Researchers tackle parasitic worms that infect millions worldwide

Posted on: 29 March 2023

A new study published in the journal Immunity, by researchers at Trinity College and the University of Manchester has cast new light on how our immune system deals with parasitic worm infection.

Researchers tackle parasitic worms that infect millions worldwide

The research team focussed on a parasitic filarial nematode worm which infects the pleural cavity, the space between the lungs and the chest wall. Despite its clinical relevance, the immunology of the pleural cavity remains remarkably understudied.

According to the World Health Organisation, 863 million people are threatened by filariasis, the potentially disfiguring disease caused by the worm. While medical interventions and prevention has been successful in reducing the number of human infections, there are still thought to be over 70 million people infected each year.

The study shows how a specific type of T-cell (a type of white blood cell), activated by the worms, signal to other immune cells called macrophages to transform and expand in a manner which eliminates the infection by a filarial nematode.

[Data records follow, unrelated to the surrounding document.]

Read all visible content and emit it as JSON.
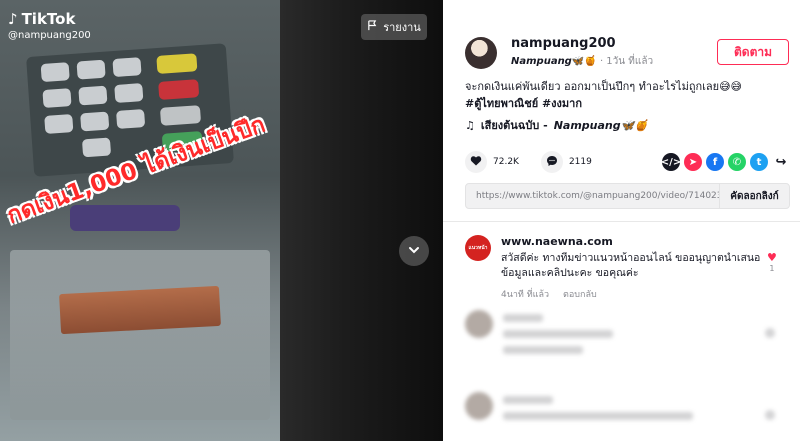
{
  "video": {
    "brand": "TikTok",
    "username_overlay": "@nampuang200",
    "overlay_caption": "กดเงิน1,000 ได้เงินเป็นปึก",
    "report_label": "รายงาน"
  },
  "author": {
    "username": "nampuang200",
    "nickname": "Nampuang",
    "nickname_emoji": "🦋🍯",
    "time_ago": "· 1วัน ที่แล้ว",
    "follow_label": "ติดตาม"
  },
  "post": {
    "description": "จะกดเงินแค่พันเดียว ออกมาเป็นปึกๆ ทำอะไรไม่ถูกเลย😅😅",
    "hashtags": "#ตู้ไทยพาณิชย์ #งงมาก",
    "music_prefix": "เสียงต้นฉบับ -",
    "music_artist": "Nampuang🦋🍯"
  },
  "stats": {
    "likes": "72.2K",
    "comments": "2119"
  },
  "share": {
    "link": "https://www.tiktok.com/@nampuang200/video/7140238...",
    "copy_label": "คัดลอกลิงก์"
  },
  "comments": [
    {
      "avatar_text": "แนวหน้า",
      "name": "www.naewna.com",
      "text": "สวัสดีค่ะ ทางทีมข่าวแนวหน้าออนไลน์ ขออนุญาตนำเสนอข้อมูลและคลิปนะคะ ขอคุณค่ะ",
      "time": "4นาที ที่แล้ว",
      "reply_label": "ตอบกลับ",
      "likes": "1"
    }
  ],
  "colors": {
    "accent": "#fe2c55",
    "whatsapp": "#25d366",
    "facebook": "#1877f2",
    "twitter": "#1da1f2",
    "line": "#06c755",
    "embed": "#161823"
  }
}
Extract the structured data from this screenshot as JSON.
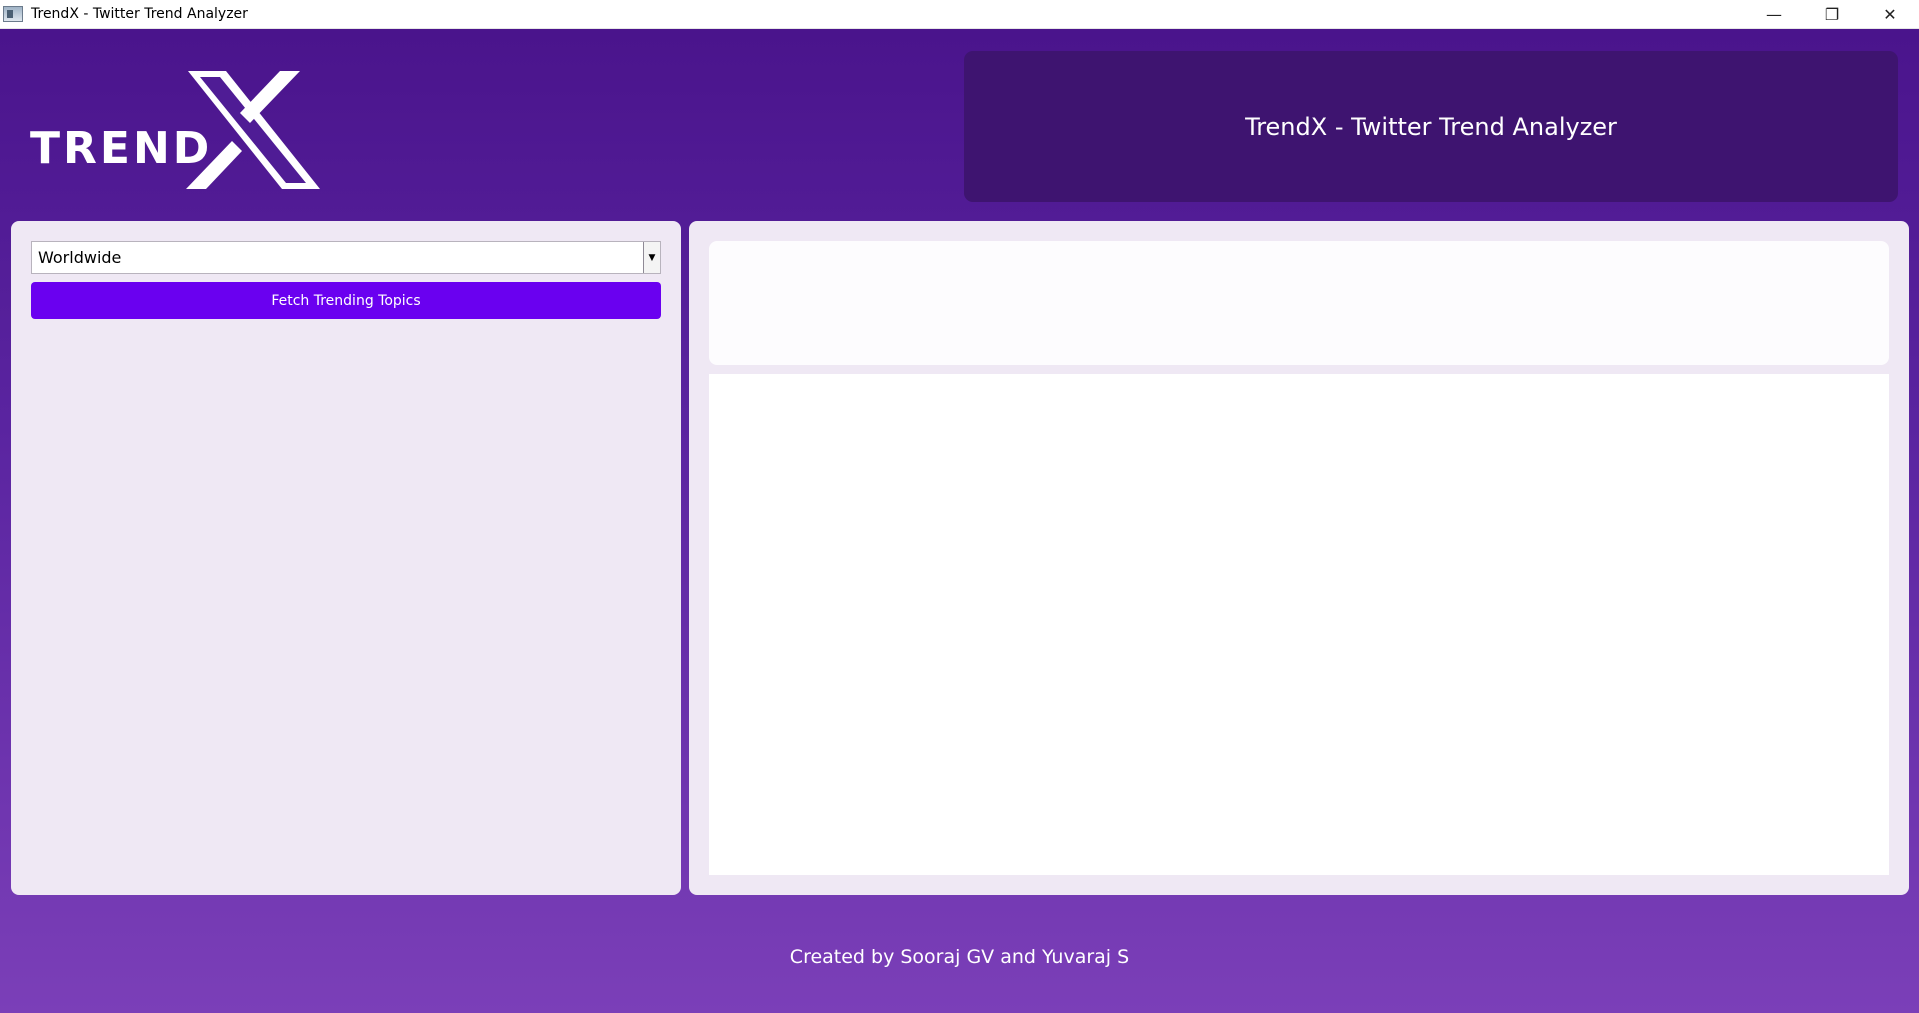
{
  "window": {
    "title": "TrendX - Twitter Trend Analyzer",
    "controls": {
      "minimize": "—",
      "maximize": "❐",
      "close": "✕"
    }
  },
  "logo": {
    "text": "TREND",
    "mark": "X"
  },
  "header": {
    "title": "TrendX - Twitter Trend Analyzer"
  },
  "controls": {
    "location_select": {
      "selected": "Worldwide",
      "arrow": "▼"
    },
    "fetch_button": "Fetch Trending Topics"
  },
  "footer": {
    "credit": "Created by Sooraj GV and Yuvaraj S"
  },
  "colors": {
    "background_top": "#4a148c",
    "background_bottom": "#7b3fb8",
    "header_box": "#3e1470",
    "panel": "#efe8f4",
    "button": "#6a00f0"
  }
}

Many people appear to be able to control filarial worm infection while others harbour 100s of worms, some of which go on to develop tissue damage caused by an inappropriate immune reaction to worms. This study is relevant because scientists do not fully understand why some people can handle infection well while others suffer from severe pathology. Compared with worms that live in the gut we have a less clear understanding how the immune system controls infection with filarial nematodes in body tissues.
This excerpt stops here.